SDES uses the signaling channel to send the media encryption keys from one end of the connection to the other. This would necessarily allow the web site to access the encryption keys.

VP8 Patent

Several months ago Nokia filed a lawsuit in Germany against HTC over its VP8-compatible Android devices. Google assisted in the defense of HTC and now the German court has ruled that VP8 does not infringe on a patent owned by Nokia.

WebRTC Digest – Week of 7/22 – Chromecast, WebRTC Book 2nd ed., WebRTC Hacks

Chromecast

Google launched the Chromecast, an HDMI dongle that lets you display tabs from Chrome on your laptop or mobile device on a TV. Assuming the performance is good enough, this sounds like a simple and cheap way to put a WebRTC call on a big screen.

WebRTC Book Second Edition

WebRTC: APIs and RTCWEB Protocols of the HTML5 Real-Time Web is a book dedicated entirely to WebRTC and is now available in a second edition that covers ICE, STUN, and TURN. The book is available both digitally and in paperback.

WebRTC Hacks Blog

Chad Hart, Director of Product Marketing at Acme Packet, teamed up with Reid Steidholph and  Victor Pascual Ávila to create the WebRTC Hacks blog. In their words, it is a blog that

puts a developer audience first

and

helps developers move the WebRTC market forward

WebRTC Digest – Week of 7/15 – WebRTC Book and IETF Unified Plan

WebRTC Book

Ilya Grigorik, Developer Advocate at Google, is in the process of writing a book titled High Performance Browser Networking. A preview of the book is available and it has an entire chapter dedicated to WebRTC, complete with examples and diagrams.

IETF – Unified Plan

RTCWeb IETF working group members came to a compromise on a “Unified Plan for SDP Handling”; the authors include representatives from Mozilla, Google and Microsoft.

WebRTC Digest – Week of 7/8 – Chrome 28, Intel, MediaStream Recording

Chrome 28

Chrome 28 was officially released to the stable channel. The WebRTC-related changes are available in this post to the discuss-webrtc mailing list.

Intel WebRTC

Intel launched a service called “Intel Collaboration Service for WebRTC”, which currently consists of a JavaScript and Android API. Tsahi Levent-Levi speculates that this might result in chipset-level WebRTC support on Intel processors.

MediaStream Recording

Progress is being made on the MediaStream Recording implementation. Support for audio recording landed in Firefox Nightly with progress being tracked in this Bugzilla bug. The Chrome (Blink) team published an “Intent to Implement” document for recording on the blink-dev mailing list and is discussing how best to implement it.
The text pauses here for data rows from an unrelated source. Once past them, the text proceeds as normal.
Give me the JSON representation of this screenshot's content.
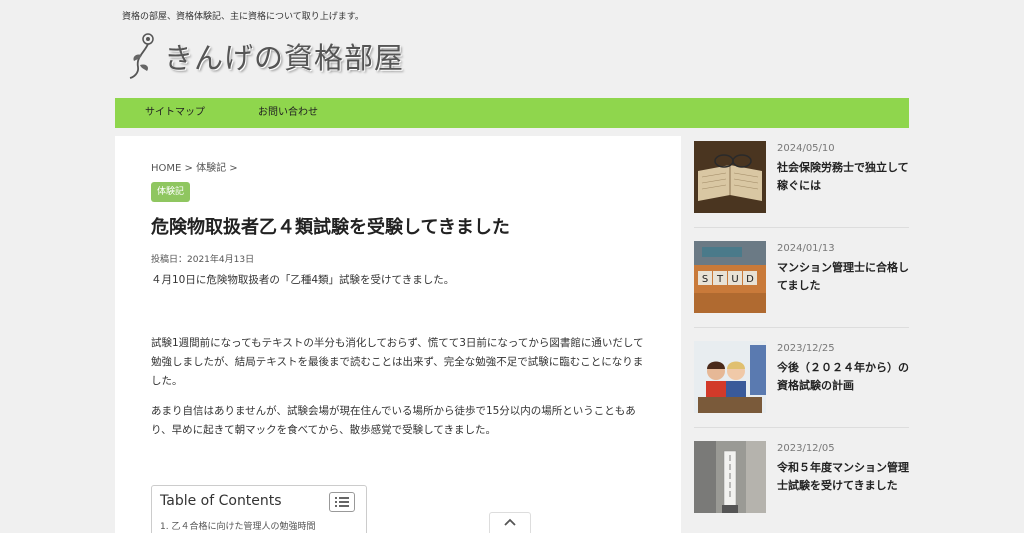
{
  "header": {
    "tagline": "資格の部屋、資格体験記、主に資格について取り上げます。",
    "site_title": "きんげの資格部屋"
  },
  "nav": {
    "items": [
      {
        "label": "サイトマップ"
      },
      {
        "label": "お問い合わせ"
      }
    ]
  },
  "article": {
    "breadcrumb": "HOME > 体験記 >",
    "category": "体験記",
    "title": "危険物取扱者乙４類試験を受験してきました",
    "date": "投稿日：2021年4月13日",
    "paragraphs": [
      "４月10日に危険物取扱者の「乙種4類」試験を受けてきました。",
      "試験1週間前になってもテキストの半分も消化しておらず、慌てて3日前になってから図書館に通いだして勉強しましたが、結局テキストを最後まで読むことは出来ず、完全な勉強不足で試験に臨むことになりました。",
      "あまり自信はありませんが、試験会場が現在住んでいる場所から徒歩で15分以内の場所ということもあり、早めに起きて朝マックを食べてから、散歩感覚で受験してきました。"
    ],
    "toc": {
      "title": "Table of Contents",
      "first_item": "1. 乙４合格に向けた管理人の勉強時間"
    }
  },
  "sidebar": {
    "posts": [
      {
        "date": "2024/05/10",
        "title": "社会保険労務士で独立して稼ぐには",
        "thumb": "book-glasses"
      },
      {
        "date": "2024/01/13",
        "title": "マンション管理士に合格してました",
        "thumb": "study-blocks"
      },
      {
        "date": "2023/12/25",
        "title": "今後（２０２４年から）の資格試験の計画",
        "thumb": "children-studying"
      },
      {
        "date": "2023/12/05",
        "title": "令和５年度マンション管理士試験を受けてきました",
        "thumb": "exam-sign"
      }
    ]
  },
  "colors": {
    "nav_green": "#8fd64d",
    "badge_green": "#8fc660",
    "background": "#f0f0f0"
  }
}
WebRTC Digest – Week of 7/1 – VP9, TURN, Reveal.JS

VP9 in Chrome Dev Channel

VP9, the next-generation video codec and successor to VP8, is now enabled by default in the Chrome Dev channel.

IETF Draft for TURN Credentials

A new IETF draft for requesting time-limited TURN credentials for WebRTC apps was uploaded by Justin Uberti, Tech Lead for WebRTC at Google.

Gestures + Reveal.JS

A fun Chrome Experiment combining Reveal.JS, an HTML presentation framework, and webcam-based gestures was circulating on Twitter: herokuapp.com. The source code is available to fork on GitHub.
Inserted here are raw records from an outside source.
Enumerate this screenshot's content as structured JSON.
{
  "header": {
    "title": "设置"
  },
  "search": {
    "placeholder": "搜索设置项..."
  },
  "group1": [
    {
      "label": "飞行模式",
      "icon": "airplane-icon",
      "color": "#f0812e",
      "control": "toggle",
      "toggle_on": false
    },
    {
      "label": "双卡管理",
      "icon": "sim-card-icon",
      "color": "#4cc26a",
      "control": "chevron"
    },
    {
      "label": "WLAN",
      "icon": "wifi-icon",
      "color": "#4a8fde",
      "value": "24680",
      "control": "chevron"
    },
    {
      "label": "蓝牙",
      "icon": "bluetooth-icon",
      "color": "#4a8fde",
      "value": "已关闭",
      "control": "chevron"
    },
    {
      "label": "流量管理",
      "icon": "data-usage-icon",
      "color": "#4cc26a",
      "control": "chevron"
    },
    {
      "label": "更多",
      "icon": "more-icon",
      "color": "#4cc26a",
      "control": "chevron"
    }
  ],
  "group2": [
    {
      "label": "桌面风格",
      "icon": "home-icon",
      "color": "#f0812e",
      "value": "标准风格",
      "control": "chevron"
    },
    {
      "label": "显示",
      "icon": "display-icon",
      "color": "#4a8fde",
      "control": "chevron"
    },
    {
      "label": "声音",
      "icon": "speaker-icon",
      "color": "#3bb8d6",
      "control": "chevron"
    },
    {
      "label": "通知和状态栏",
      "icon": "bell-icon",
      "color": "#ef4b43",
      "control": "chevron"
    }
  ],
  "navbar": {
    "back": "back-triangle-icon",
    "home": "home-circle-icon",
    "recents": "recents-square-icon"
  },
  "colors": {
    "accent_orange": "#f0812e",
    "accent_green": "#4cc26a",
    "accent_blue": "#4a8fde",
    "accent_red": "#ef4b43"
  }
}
vLine Wins Audience Choice and Best Conferencing Awards at WebRTC Expo

One of the toughest decisions you have to make as a startup is how much time and effort to spend building your product vs. promoting it. For most of the last two years, we decided to remain laser focused on the building side of things. 

As a result, when we showed up at the WebRTC Expo in Atlanta last week, a lot of people in the WebRTC community hadn’t heard of us. That made it all the more rewarding to leave the conference with both the Audience Choice Award, which was awarded based on voting from conference participants, and the Best Conferencing Award, which was awarded by a panel of judges to the best multi-party conferencing solution.

If you missed the conference, you can check us out in the following videos (courtesy of TMCNet):

And thanks to everyone who stopped by our booth and snagged a #webrtcisready t-shirt. We met a lot of great folks and look forward to continuing all those conversations.

WebRTC Digest – Week of 6/24 – WebRTC Conference Highlights and WebKit

WebRTC Conference Atlanta

This past week was the WebRTC Conference in Atlanta, Georgia. Vendors, customers, and people interested in learning about WebRTC gathered for three days of presentationsdiscussion, interviews, and demos (day one and day two). On the last day of the conference, judges handed out awards in several categories.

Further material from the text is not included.